My wife and I were at Lal Bagh, Bengaluru, on Indian Republic Day, admiring tribal handicraft, but the planter made from bottle gourd and decorated with fish motif, was expensive.
The salesman looked at me and said he does not do this usually because the tribal barely makes money out of their folk art, which he said was slowly dying. “But for you I will give a senior citizen’s discount,” he said after pretending to press buttons on his huge calculator.
“Great,” I thought, reaching for my plastic card, when it finally hit me at what he had just said. My feeling was similar to what movie star Katrina Kaif or politician Smriti Irani felt after being called ‘auntie’ by a fan.
Flustered I blurted out, “My wife is also a senior, can’t you add up our discounts?” and the salesman looked at me thinking he was being gypped by elderly con artists.
Like a kid who has discovered a secret, I am now on the lookout for discounts everywhere. “Hey, this airline with a Maharaja as a mascot is giving a 50 per cent discount on tickets for guys like us,” I told my wife. “That will be a big saving on our trip to Gurugram.”

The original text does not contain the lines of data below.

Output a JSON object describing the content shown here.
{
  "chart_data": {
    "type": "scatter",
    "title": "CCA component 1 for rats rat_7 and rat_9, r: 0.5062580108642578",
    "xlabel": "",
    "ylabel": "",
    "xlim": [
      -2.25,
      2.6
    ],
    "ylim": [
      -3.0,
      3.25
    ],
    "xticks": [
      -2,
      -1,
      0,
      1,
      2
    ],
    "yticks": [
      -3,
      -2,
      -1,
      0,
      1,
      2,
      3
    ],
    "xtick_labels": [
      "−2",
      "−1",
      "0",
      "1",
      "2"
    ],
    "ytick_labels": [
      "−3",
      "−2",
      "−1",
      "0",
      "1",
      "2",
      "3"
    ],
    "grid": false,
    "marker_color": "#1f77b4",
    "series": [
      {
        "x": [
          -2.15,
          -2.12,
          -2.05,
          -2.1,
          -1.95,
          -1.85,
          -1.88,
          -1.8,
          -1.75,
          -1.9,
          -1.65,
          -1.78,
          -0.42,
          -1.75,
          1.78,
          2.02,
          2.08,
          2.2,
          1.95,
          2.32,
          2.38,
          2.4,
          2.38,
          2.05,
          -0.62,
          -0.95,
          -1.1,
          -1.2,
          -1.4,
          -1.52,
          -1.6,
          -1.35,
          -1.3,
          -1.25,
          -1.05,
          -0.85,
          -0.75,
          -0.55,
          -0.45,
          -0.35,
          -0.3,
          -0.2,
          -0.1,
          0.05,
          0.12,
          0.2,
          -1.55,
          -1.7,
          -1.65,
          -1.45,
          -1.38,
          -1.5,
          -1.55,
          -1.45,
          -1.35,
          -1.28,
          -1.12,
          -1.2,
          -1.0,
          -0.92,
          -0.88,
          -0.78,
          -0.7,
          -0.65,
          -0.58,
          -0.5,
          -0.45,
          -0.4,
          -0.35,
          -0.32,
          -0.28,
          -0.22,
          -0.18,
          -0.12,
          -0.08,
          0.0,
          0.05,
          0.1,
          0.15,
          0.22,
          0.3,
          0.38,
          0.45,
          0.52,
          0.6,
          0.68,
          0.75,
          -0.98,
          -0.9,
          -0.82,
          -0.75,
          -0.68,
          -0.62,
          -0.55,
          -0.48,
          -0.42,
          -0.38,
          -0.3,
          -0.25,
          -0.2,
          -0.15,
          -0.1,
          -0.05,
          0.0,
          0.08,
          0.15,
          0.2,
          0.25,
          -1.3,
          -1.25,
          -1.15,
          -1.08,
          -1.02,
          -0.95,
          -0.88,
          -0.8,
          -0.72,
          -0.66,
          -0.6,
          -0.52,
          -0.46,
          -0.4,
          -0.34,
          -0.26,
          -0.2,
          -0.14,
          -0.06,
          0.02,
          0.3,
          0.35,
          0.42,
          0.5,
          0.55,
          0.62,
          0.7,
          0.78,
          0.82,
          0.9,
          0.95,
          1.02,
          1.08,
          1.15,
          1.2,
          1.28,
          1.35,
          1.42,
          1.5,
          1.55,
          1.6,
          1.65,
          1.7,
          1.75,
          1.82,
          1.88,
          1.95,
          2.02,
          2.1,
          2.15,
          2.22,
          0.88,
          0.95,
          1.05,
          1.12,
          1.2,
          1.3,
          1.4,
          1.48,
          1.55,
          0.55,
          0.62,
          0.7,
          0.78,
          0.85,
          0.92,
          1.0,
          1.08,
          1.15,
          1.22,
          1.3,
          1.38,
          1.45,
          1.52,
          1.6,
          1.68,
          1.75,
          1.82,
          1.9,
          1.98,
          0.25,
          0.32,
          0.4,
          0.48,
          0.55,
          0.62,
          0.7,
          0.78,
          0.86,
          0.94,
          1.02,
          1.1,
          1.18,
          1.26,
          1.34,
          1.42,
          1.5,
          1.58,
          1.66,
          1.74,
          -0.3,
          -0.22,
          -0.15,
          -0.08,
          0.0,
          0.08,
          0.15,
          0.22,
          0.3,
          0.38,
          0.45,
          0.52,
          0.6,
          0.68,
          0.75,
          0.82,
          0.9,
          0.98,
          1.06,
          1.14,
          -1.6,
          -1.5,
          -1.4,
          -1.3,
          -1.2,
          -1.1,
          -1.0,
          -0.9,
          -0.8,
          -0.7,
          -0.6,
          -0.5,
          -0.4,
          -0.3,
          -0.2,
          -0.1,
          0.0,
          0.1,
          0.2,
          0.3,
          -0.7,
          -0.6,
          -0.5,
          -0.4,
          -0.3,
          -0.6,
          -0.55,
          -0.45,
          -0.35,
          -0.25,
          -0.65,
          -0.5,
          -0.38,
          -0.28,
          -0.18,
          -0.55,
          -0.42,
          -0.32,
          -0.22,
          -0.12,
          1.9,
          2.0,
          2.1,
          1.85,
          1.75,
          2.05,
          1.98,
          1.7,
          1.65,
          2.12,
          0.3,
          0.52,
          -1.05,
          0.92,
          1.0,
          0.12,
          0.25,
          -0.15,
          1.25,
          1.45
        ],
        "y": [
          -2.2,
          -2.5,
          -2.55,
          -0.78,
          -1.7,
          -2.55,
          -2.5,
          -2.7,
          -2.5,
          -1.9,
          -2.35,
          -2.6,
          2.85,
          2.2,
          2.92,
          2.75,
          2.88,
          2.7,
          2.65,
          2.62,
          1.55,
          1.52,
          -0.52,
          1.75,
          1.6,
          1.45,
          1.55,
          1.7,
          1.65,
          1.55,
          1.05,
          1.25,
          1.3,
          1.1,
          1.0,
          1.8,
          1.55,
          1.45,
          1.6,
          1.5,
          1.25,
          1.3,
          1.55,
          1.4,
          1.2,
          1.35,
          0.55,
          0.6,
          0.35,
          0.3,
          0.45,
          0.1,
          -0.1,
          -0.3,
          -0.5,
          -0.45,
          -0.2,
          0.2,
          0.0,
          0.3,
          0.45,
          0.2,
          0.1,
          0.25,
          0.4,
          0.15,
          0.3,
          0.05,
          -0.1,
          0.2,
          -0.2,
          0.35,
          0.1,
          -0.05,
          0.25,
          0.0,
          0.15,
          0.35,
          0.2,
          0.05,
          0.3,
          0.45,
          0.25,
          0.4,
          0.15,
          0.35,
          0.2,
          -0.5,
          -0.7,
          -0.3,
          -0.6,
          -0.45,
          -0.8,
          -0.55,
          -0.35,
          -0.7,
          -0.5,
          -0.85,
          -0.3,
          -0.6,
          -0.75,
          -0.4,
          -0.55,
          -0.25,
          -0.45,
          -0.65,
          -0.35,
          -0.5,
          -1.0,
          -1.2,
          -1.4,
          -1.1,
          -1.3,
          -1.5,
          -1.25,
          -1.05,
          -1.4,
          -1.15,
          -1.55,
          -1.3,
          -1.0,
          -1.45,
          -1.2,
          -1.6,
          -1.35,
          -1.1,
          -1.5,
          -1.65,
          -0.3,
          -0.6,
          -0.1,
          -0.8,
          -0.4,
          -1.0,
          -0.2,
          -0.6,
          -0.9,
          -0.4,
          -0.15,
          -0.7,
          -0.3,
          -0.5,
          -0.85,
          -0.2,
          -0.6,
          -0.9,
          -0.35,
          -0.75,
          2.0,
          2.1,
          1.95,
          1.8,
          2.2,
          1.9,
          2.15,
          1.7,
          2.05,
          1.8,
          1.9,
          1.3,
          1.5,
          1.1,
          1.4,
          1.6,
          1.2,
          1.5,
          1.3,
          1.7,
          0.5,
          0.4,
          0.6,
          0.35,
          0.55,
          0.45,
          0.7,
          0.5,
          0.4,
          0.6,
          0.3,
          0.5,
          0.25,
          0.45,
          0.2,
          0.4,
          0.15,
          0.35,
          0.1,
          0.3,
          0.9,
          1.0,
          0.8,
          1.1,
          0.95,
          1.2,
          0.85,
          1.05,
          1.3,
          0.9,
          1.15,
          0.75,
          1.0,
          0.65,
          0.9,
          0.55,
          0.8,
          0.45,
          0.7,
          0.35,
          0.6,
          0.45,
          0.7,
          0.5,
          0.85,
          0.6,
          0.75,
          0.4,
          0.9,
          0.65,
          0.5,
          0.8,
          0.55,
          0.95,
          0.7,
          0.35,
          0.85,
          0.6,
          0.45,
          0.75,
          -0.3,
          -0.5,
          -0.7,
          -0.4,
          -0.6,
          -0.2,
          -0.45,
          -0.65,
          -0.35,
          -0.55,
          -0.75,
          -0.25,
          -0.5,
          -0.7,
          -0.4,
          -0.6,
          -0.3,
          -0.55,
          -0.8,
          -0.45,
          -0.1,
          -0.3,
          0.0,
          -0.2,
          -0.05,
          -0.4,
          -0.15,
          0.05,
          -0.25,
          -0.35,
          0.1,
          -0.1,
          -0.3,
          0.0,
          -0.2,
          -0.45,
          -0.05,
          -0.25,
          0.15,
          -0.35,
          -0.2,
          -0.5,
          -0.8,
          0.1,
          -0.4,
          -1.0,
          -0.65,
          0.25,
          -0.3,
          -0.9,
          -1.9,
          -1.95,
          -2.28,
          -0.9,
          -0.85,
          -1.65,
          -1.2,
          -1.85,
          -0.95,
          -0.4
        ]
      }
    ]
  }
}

My wife looked at me with an alarmed look on her face. “Don’t be silly,” she said. The last time my wife booked a flight on this airline, she sent me a WhatsApp with a short video from the runway at Delhi Airport.
The video was of passengers revolting aboard the aircraft. “We want an answer”, someone was shouting. “Why is no one talking? We have been sitting here for one hour. I will miss my onward flight in Kolkata.”
When we finally got a measly discount of six per cent on one airline, it would not allow us to get our boarding pass online. It had said: Avoid long lines at the airport, travel hassle-free, check online. In small print somewhere, it added: No online check-in if you are a senior citizen, (or disabled and are on a stretcher) “enjoy the airport experience like other mere mortals”.
While trying to make a fixed deposit in a bank I learnt that the post offices gave 9 per cent interest in special savings schemes for seniors. “Wow, that’s much more than the measly 6.25 per cent in banks,” I said to myself and directed the driver to take me to the nearest post office.
After about 30 minutes he turned to me puzzled and said apologetically, “It used to be here, I don’t know what happened.” We got down and then saw the sign; it said that this location is closed and has been shifted downtown.
Apparently, not many people were using the post office. “Shall I take you to a courier?” the driver asked. “I won’t get 9 per cent and sending a one-page document will cost me Rs100,” I said, making the driver nervous.
Time passes, and people get old or turn into senior citizens, the more politically correct term for doddering folk who forget where they placed their dentures when they go out for a meal at a restaurant.
While people generally are trying to be nice and not lock up the elderly in old-age homes, ageism is now the new sexism as the world population gets longer in the tooth.
But unlike the West where the rapidly ageing population is retiring and there is a huge shortage of workers in various sectors, there is a fast-growing younger population in India.